In the event that a member of the Board of Executive Directors retires from employment before the age of 60, either because their appointment was not extended or was revoked for an important reason, they are entitled to pension benefits if they have served on the Board for at least ten years or if the time needed to reach legal retirement age is less than ten years. The company is entitled to offset compensation received for any other work done against pension benefits until the legal retirement age is reached.

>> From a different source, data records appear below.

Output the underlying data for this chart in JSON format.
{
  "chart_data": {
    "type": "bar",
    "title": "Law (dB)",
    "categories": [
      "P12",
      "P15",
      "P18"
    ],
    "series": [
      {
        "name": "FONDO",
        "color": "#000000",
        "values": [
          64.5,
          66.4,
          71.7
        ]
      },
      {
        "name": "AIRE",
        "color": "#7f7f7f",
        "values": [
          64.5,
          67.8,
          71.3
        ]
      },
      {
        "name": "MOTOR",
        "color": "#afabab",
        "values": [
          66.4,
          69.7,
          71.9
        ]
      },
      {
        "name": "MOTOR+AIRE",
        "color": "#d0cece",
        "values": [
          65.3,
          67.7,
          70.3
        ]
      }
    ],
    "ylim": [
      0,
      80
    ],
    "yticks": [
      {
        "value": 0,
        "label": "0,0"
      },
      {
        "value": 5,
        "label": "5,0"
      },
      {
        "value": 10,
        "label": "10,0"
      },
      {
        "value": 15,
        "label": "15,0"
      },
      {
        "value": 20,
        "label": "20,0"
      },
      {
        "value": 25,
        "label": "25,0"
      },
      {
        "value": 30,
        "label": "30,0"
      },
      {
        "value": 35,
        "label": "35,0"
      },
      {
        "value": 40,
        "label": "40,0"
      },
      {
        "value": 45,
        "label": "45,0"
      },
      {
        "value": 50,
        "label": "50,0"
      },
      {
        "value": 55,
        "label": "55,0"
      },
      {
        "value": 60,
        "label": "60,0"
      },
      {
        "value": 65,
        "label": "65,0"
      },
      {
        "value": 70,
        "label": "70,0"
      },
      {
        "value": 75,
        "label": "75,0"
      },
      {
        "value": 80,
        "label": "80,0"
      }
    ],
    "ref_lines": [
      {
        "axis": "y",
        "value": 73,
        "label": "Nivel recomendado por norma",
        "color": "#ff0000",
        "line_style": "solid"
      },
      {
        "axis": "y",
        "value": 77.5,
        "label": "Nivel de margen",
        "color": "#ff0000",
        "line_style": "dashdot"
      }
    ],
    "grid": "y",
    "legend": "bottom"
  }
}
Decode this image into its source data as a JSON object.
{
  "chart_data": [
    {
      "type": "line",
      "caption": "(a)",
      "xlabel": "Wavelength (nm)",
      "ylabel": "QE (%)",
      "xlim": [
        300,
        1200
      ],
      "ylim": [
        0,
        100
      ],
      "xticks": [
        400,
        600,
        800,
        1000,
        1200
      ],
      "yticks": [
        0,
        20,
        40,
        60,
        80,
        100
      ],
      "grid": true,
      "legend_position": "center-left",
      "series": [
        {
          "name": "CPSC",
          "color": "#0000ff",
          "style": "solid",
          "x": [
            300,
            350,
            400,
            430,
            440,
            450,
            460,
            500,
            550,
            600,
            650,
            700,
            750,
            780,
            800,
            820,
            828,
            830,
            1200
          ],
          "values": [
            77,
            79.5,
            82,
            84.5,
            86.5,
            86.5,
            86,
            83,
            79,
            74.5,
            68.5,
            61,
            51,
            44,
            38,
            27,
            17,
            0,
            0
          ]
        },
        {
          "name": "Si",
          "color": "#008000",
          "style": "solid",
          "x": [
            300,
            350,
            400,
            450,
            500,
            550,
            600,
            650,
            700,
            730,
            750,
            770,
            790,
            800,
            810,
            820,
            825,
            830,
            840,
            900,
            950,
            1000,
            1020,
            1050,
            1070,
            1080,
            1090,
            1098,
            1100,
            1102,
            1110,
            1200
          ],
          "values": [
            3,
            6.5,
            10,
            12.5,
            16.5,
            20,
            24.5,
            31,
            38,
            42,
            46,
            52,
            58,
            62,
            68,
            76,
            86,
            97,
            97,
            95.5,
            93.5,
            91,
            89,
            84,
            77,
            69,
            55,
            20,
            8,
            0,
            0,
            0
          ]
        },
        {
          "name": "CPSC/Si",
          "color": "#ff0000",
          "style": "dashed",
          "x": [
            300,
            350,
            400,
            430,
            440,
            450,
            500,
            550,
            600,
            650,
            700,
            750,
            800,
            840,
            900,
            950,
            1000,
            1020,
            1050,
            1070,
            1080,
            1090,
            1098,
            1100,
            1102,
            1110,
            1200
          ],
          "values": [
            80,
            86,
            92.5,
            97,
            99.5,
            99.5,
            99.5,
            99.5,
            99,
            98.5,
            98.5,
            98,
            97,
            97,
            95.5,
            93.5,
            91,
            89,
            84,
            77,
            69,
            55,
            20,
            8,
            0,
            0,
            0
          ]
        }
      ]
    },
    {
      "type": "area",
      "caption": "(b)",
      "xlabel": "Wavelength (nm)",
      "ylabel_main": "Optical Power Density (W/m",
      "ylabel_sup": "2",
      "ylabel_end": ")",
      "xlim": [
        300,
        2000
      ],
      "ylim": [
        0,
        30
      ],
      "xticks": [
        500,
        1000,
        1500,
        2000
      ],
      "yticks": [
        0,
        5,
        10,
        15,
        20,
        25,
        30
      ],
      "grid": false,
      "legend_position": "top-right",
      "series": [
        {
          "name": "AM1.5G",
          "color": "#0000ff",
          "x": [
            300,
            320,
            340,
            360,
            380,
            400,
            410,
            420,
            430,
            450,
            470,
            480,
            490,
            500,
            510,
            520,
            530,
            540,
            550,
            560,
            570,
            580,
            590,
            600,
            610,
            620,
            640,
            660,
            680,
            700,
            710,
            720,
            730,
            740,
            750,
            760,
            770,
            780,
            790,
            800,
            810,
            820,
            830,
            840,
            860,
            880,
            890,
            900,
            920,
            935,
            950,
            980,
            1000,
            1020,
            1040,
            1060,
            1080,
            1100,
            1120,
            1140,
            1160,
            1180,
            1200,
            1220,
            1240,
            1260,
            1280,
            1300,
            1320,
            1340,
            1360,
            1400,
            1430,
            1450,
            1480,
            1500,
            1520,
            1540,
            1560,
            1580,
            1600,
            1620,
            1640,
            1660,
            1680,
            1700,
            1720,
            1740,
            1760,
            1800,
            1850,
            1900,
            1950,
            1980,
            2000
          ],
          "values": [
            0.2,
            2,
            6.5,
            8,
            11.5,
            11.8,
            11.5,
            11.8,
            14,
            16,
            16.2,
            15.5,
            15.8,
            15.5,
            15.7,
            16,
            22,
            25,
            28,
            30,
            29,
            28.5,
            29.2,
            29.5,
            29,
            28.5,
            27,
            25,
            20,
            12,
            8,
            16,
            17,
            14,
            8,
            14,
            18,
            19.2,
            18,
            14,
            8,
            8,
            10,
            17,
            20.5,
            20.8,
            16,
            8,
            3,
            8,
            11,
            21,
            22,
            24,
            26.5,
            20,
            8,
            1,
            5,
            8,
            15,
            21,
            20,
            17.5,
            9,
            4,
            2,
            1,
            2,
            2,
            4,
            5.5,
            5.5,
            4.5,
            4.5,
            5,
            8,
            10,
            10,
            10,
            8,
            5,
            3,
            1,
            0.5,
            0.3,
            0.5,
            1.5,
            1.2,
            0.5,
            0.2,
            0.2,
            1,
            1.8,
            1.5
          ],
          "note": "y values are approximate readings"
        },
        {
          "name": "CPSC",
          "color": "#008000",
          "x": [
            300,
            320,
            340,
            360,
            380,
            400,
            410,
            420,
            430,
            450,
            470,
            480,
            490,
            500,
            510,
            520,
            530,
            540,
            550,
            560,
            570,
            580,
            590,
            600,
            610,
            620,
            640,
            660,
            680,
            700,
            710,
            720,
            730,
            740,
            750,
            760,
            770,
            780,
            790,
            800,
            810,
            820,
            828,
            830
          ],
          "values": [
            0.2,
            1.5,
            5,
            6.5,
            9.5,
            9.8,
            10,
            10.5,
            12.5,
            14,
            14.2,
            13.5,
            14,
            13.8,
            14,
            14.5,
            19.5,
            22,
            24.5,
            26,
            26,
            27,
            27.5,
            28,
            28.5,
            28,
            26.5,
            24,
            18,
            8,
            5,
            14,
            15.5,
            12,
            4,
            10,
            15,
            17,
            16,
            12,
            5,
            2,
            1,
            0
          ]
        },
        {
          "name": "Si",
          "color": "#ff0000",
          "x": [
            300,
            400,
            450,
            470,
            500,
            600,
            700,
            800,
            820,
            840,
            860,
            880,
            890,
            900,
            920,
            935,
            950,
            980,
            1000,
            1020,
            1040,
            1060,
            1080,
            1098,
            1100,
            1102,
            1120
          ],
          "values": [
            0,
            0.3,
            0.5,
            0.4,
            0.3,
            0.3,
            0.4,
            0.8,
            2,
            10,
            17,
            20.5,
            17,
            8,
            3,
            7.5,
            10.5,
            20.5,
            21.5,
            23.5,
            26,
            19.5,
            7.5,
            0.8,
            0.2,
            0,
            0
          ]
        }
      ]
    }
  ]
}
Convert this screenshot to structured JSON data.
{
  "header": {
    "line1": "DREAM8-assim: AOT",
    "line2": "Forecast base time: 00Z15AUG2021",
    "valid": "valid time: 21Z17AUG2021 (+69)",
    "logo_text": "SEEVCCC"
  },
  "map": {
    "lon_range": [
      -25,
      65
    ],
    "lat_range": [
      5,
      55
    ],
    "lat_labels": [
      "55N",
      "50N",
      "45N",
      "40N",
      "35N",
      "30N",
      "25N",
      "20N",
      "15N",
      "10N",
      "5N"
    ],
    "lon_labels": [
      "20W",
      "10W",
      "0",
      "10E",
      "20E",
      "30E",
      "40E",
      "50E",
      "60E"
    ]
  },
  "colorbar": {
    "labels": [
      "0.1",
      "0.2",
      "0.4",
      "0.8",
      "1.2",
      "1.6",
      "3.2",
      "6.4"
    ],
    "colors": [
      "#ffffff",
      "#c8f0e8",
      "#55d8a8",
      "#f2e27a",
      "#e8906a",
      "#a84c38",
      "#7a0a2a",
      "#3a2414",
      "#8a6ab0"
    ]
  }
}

The following applies to end of service due to a change-of-control event: A change-of-control event, in terms of this provision, occurs when a shareholder informs BASF of a shareholding of at least 25%, or the increase of such a holding. If a Board member’s appointment is revoked within one year following a change-of-control event, the Board member will receive the contractually agreed payments for the remaining contractual term of office as a one-off payment (fixed salary and annual variable target compensation). The Board member may also receive the fair value of the option rights acquired in connection with the LTI program within a period of three months or may continue to hold the existing rights under the terms of the program. For the determination of the accrued pension benefits from the Board Performance Pension, the time up to the regular expiry of office is taken into consideration.

There is a general limit on severance pay (severance payment cap) for all Board members. Accordingly, payments made to a Board member upon premature termination of their contract, without serious cause, may not exceed the value of two years’ compensation, including fringe benefits, nor compensate more than the remaining term of the contract. The severance payment cap is to be calculated on the basis of the total compensation for the past business year and, if appropriate, also the expected total compensation for the current business year. If the appointment to the Board of Executive Directors is prematurely terminated as the result of a change-of-control event, the payments may not exceed 150% of the severance compensation cap.

Former members of the Board of Executive Directors

Total compensation for previous Board members and their surviving dependents amounted to €15.9 million in 2016 (2015: €12.1 million1). This figure also contains payments that previous Board members have themselves financed through the deferred compensation program and the expense or gain for 2016 relating to options that previous members of the Board still hold from the time of their active service period.

The continuation of the options that have not yet been exercised at the time of retirement, along with the continuation of the associated holding period for individual investment in BASF shares under the conditions of the program, is intended in order to particularly emphasize how sustainability is incorporated into the compensation for the Board members. Pension provisions for previous Board members and their surviving dependents amounted to €150.4 million (2015: €144.7 million2).

1 Also includes the pro rata temporis compensation of Dr. Andreas Kreimeyer up to his departure from the Board of Executive Directors on April 30, 2015.

2 Also includes the defined benefit obligations provided to Dr. Andreas Kreimeyer, up to and including December 31, 2015.